–Hello, señor. ¿Cómo está?
–No me vengas con eso de “hello”. ¿Por qué no hablas como un ser humano?
Bahman Ghobandi Las tortugas pueden volar
¿Qué diablos hacen los árabes en Colombia? Eso se preguntarán los estadounidenses cuando se den cuenta de que estamos aquí. A nosotros, al contrario, no se nos hace raro que ellos estén en la selva colombiana, como en cualquier otro resquicio del mundo; están en todas partes irrumpiendo en los más leves sueños de los dignos ciudadanos. Nos tienen infectados como con el virus más letal jamás creado por un imbécil científico vendido por unas cuantas salchichas.
Estamos debajo de una enorme roca que nos protege del cielo rojo, a nuestro alrededor un ejército de árboles nos cobija con sus cuerpos esbeltos extendidos hasta la cúpula de Mahoma. Sólo somos cinco: Hadi, Hamza, Abdul, Kadar y yo.
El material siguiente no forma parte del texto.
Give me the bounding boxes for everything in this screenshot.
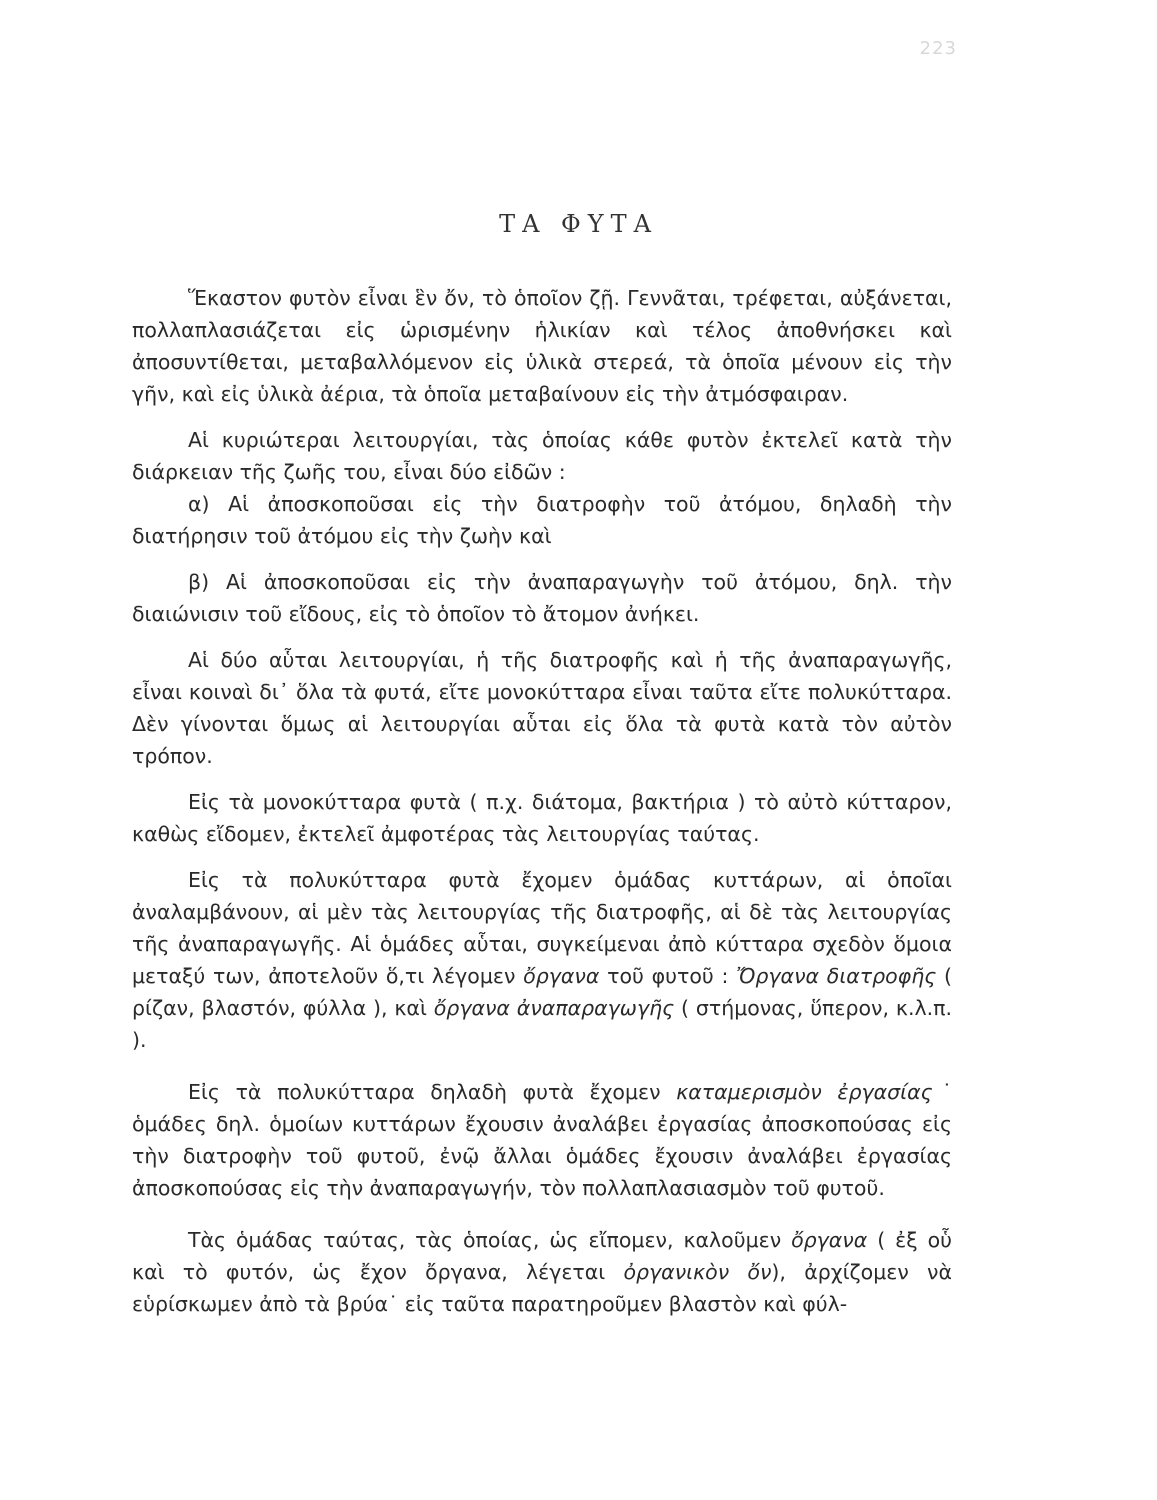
emphasis: Ὄργανα διατροφῆς [736, 964, 937, 988]
paragraph: Εἰς τὰ μονοκύτταρα φυτὰ ( π.χ. διάτομα, βακτήρια ) τὸ αὐτὸ κύτταρον, καθὼς εἴδομεν, ἐκτελεῖ ἀμφοτέρας τὰς λειτουργίας ταύτας. [132, 790, 952, 846]
text-run: τοῦ φυτοῦ : [599, 964, 737, 988]
text-run: ˙ ὁμάδες δηλ. ὁμοίων κυττάρων ἔχουσιν ἀναλάβει ἐργασίας ἀποσκοπούσας εἰς τὴν διατροφὴν τοῦ φυτοῦ, ἐνῷ ἄλλαι ὁμάδες ἔχουσιν ἀναλάβει ἐργασίας ἀποσκοπούσας εἰς τὴν ἀναπαραγωγήν, τὸν πολλαπλασιασμὸν τοῦ φυτοῦ. [132, 1080, 953, 1200]
emphasis: ὄργανα [523, 964, 600, 988]
paragraph [132, 864, 952, 1056]
list-item: β) Αἱ ἀποσκοποῦσαι εἰς τὴν ἀναπαραγωγὴν τοῦ ἀτόμου, δηλ. τὴν διαιώνισιν τοῦ εἴδους, εἰς τὸ ὁποῖον τὸ ἄτομον ἀνήκει. [132, 570, 952, 626]
text-run: Εἰς τὰ πολυκύτταρα φυτὰ ἔχομεν ὁμάδας κυττάρων, αἱ ὁποῖαι ἀναλαμβάνουν, αἱ μὲν τὰς λειτουργίας τῆς διατροφῆς, αἱ δὲ τὰς λειτουργίας τῆς ἀναπαραγωγῆς. Αἱ ὁμάδες αὗται, συγκείμεναι ἀπὸ κύτταρα σχεδὸν ὅμοια μεταξύ των, ἀποτελοῦν ὅ,τι λέγομεν [132, 868, 952, 988]
body-text [132, 282, 952, 1320]
paragraph [132, 1224, 952, 1320]
paragraph [132, 1076, 952, 1204]
page-number: 223 [919, 38, 957, 59]
paragraph: Αἱ δύο αὗται λειτουργίαι, ἡ τῆς διατροφῆς καὶ ἡ τῆς ἀναπαραγωγῆς, εἶναι κοιναὶ δι᾽ ὅλα τὰ φυτά, εἴτε μονοκύτταρα εἶναι ταῦτα εἴτε πολυκύτταρα. Δὲν γίνονται ὅμως αἱ λειτουργίαι αὗται εἰς ὅλα τὰ φυτὰ κατὰ τὸν αὐτὸν τρόπον. [132, 648, 952, 768]
emphasis: ὄργανα [791, 1228, 868, 1252]
emphasis: ὀργανικὸν ὄν [623, 1260, 772, 1284]
page-title: ΤΑ ΦΥΤΑ [499, 210, 658, 238]
text-run: Τὰς ὁμάδας ταύτας, τὰς ὁποίας, ὡς εἴπομεν, καλοῦμεν [188, 1228, 792, 1252]
emphasis: καταμερισμὸν ἐργασίας [676, 1080, 933, 1104]
list-item: α) Αἱ ἀποσκοποῦσαι εἰς τὴν διατροφὴν τοῦ ἀτόμου, δηλαδὴ τὴν διατήρησιν τοῦ ἀτόμου εἰς τὴν ζωὴν καὶ [132, 492, 952, 548]
text-run: ( ἐξ οὗ καὶ τὸ φυτόν, ὡς ἔχον ὄργανα, λέγεται [132, 1228, 952, 1284]
text-run: Εἰς τὰ πολυκύτταρα δηλαδὴ φυτὰ ἔχομεν [188, 1080, 677, 1104]
paragraph: Ἕκαστον φυτὸν εἶναι ἓν ὄν, τὸ ὁποῖον ζῇ. Γεννᾶται, τρέφεται, αὐξάνεται, πολλαπλασιάζεται εἰς ὡρισμένην ἡλικίαν καὶ τέλος ἀποθνήσκει καὶ ἀποσυντίθεται, μεταβαλλόμενον εἰς ὑλικὰ στερεά, τὰ ὁποῖα μένουν εἰς τὴν γῆν, καὶ εἰς ὑλικὰ ἀέρια, τὰ ὁποῖα μεταβαίνουν εἰς τὴν ἀτμόσφαιραν. [132, 286, 952, 406]
paragraph: Αἱ κυριώτεραι λειτουργίαι, τὰς ὁποίας κάθε φυτὸν ἐκτελεῖ κατὰ τὴν διάρκειαν τῆς ζωῆς του, εἶναι δύο εἰδῶν : [132, 428, 952, 484]
emphasis: ὄργανα ἀναπαραγωγῆς [433, 996, 675, 1020]
text-run: ( στήμονας, ὕπερον, κ.λ.π. ). [132, 996, 952, 1052]
text-run: ), ἀρχίζομεν νὰ εὑρίσκωμεν ἀπὸ τὰ βρύα˙ εἰς ταῦτα παρατηροῦμεν βλαστὸν καὶ φύλ- [132, 1260, 952, 1316]
text-run: ( ρίζαν, βλαστόν, φύλλα ), καὶ [132, 964, 952, 1020]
Traemos armamento pesado.
A cincuenta metros se encuentra una base militar estadounidense protegida por una malla ciclónica. Observamos a los militares; no sé qué piensen mis hermanos, pero yo estoy impaciente por ver derramar la sangre de estos malditos hijos de puta. Primero fue el petróleo, luego los diamantes y ahora la droga es el edén; por eso deben morir: porque no respetan la riqueza que Dios dio a cada pueblo, tal vez para compartir, pero jamás para ultrajar.
De repente…
Las hojas secas que están en el suelo comienzan a levantarse. Se escuchan unos chillidos exorbitantes, como cuando Abdul afilaba los cuchillos uno con otro deslizándolos por sus cuerpos multitud de veces, ese sonido que hace que te duelan los dientes. Las ramas de los árboles se inclinan ante un poder aparatoso: es un helicóptero que acaba de aterrizar. Bajan soldados, entre ellos mujeres. Caminan en fila, se acercan a la entrada del cuartel; los observo, me llevo la lengua a los labios y los humedezco, me doy cuenta que tengo antojo por devorar esas malditas carnes. Por fin entran, se reúnen con los demás. Abren unas cajas que bajaron del helicóptero, sacan botellas, las destapan, comienzan a reír, puedo ver sus dientes blancos y perfectos; entonces vienen a mi mente sus mezquinas películas que producen en Hollywood: nosotros no tenemos permitido verlas, nuestra religión lo prohíbe. Yo vi algunas a escondidas de mis padres, no tengo perdón de Dios. Sacan cajetillas de cigarros, las abren, comparten, fuman. Escuchan música escandalosa, ¡esta gente no tiene moral! Beben y gritan. Hombres y mujeres se divierten, bailan, ríen y comparten miradas que parecen dulces pero no lo son.
Tranquilos, nos dice Kadar, el hermano mayor. Hamza inclina el lanzamisiles y muestra una mueca desesperada, los demás sonreímos, lo miramos con expectación. Los militares se besan, les quitan las playeras y el sostén a las mujeres. Tienen sexo sucio unos con otros en las narices de los demás. ¡Estos pendejos no tienen moral! Ahora es el momento, dice el hermano mayor, volteo y veo su rostro, sus amplias barbas son oscuras como la niebla del infierno, de sus ojos fluye un sentimiento de desprecio; levanta la bazooka… Disparamos al mismo tiempo, el éxtasis llega a mi cuerpo, los soldados enemigos desaparecen formando una bola de carne empapada de sangre, de metal y de humo. Dejamos de disparar; parece que estoy en las profundidades del mar, sólo escucho el sonido de un delfín que atraviesa mi cabeza.
Finalmente el humo se disipa, observo las botellas rotas, los cigarros esparcidos y lo que parecen pedazos de carne. Todos reímos con frialdad y escapamos por la selva.
Nos buscaron. No nos encontraron.
Estuvimos meses entre los árboles; entre feroces animales, conviviendo con ellos, escuchando sus rugidos desafiantes. Sufrimos hambre: recordé las hamburguesas Mc Donalds que producen en su país, y la bola de carne de los soldados muertos; me gruñeron las tripas, tuve que escupir la saliva que ya no podía asimilar mi estómago, el ardor de los ácidos gástricos era insoportable. Mi sufrimiento en la selva fue arrollador, pero cuando el sol de cada día ocultaba su última pestaña dorada, de muy adentro de mí fluyó una energía que llegó hasta mis labios, se ampliaba para mostrar una sonrisa placentera. Era feliz. Me di cuenta de ello al cerrar los ojos; respiré profundamente: las imágenes de sexo llegaron a mi mente, después apareció la bola de carne humana empapada de sangre de las hamburguesas Mc Donalds. Abrí los ojos, suspiré, sonreí. Me sentí purificado.